The second piece of the program was Mozart’s Piano Concert No. 25. Piemontesi performed each movement with precision and virtuosic nature. It was as if the pianist’s hands glided around the keyboard. The second movement, the Andante, was the highlight of the piece, as he blended beautifully into the orchestral playing as he accompanied and winds before returning to the solo line. There was also an elegance to each movement and the runs in the first and third movement were smooth and graceful. One could smile as Piemontesi played each line in Mozart’s piece.
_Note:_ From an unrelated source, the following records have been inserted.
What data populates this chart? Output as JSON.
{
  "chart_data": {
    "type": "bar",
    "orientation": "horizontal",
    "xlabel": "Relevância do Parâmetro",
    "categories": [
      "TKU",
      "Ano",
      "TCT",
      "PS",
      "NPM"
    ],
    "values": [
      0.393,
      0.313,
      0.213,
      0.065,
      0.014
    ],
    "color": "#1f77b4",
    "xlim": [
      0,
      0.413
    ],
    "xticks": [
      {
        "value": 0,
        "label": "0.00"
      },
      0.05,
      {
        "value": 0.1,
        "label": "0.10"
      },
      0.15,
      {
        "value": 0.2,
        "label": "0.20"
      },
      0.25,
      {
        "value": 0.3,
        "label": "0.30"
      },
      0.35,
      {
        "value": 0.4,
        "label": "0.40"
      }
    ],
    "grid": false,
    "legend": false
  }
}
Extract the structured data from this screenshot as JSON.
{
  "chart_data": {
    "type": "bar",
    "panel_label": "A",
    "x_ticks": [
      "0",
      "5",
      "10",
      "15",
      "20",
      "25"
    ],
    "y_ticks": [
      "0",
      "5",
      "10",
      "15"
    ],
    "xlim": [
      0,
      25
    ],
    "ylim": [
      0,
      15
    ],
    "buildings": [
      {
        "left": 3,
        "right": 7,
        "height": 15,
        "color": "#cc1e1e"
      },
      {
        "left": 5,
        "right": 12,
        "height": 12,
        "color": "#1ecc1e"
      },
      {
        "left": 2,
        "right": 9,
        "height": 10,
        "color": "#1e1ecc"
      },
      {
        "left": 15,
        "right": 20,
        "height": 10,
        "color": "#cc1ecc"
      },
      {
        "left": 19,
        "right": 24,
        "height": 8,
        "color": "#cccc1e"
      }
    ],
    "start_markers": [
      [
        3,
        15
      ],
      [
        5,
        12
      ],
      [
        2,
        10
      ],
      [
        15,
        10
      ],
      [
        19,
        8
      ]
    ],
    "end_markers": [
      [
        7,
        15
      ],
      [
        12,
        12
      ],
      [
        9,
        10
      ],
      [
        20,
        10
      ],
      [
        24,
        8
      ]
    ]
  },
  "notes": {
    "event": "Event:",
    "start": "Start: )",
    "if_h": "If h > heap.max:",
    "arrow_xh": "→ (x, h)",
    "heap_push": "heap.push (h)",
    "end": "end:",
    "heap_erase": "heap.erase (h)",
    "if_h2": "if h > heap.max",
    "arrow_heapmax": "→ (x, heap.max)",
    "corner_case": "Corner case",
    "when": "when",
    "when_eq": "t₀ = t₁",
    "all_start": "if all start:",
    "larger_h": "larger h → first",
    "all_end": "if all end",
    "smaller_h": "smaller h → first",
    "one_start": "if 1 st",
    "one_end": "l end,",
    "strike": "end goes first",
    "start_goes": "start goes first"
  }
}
The second half was dedicated to Mahler’s Symphony No. 4. Noseda started the first movement “Bedächtig, nicht eilen” with a jovial sound to the orchestra that eventually led to a richer sound when the violins and cellos played their melodic lines. The second melody saw the winds give the piece a playful quality that they handed off to the strings. The waltz-like beat was also well-articulated and added to the flow of the piece.
The second movement, “In gemächlicher Bewegung, ohne Hast” saw the orchestra give the piece a mysterious sound that was contrasted by the first violinist’s jumpy solo. While the concertmaster’s sound took on a raspy tone, it was quite impressive how he resonated over the orchestra with ease. The brisk tempo gave for some unpredictable moments like the harsh accented notes, which were accompanied by the percussion.
Schultz returned to the stage during the third movement of the piece. She sat and listened as the orchestra played the gorgeous melodic lines of the “Ruhevoll, poco adagio.” You could see that she was enveloped in the music. Noseda for his part conducted this movement with ease as the cello line that opens the movement was delivered with lush sound, before being followed by the solo violin more delicate and ethereal sound. Meanwhile, the winds added texture to the violin playing. Toward the middle of the movement, there was an added playful quality to the winds and the violins that eventually built to a dramatic crescendo that showcased the immense sound of the New York Philharmonic. But as the movement concluded, Noseda brought back that calm ending with peacefulness and heavenly quality.
The fourth movement is almost like a lullaby. “Sehr behaglich” is described as sung “with childishly gay expression.” Schultz did just that as she sang with her bright sound and a joyful smile on her face. The rhythmic ascensions into the higher range flowed gorgeously and her lyrical legato lines were also beautiful. The lower notes did seem to stretch the soprano, but she compensated with her musicality. The orchestra also accompanied Schultz with the same propulsive and playful energy. During the “Kein’ Musik ist ja nicht auf Erden,” as the melody relaxed, Schultz leaned more into her legato phrases with a round tone. She extended the roulades with ease and, as she sang the last lines, her voice descended to a piano followed by the wind’s final iteration of the melody before also dying down to silence. It was as they say heavenly.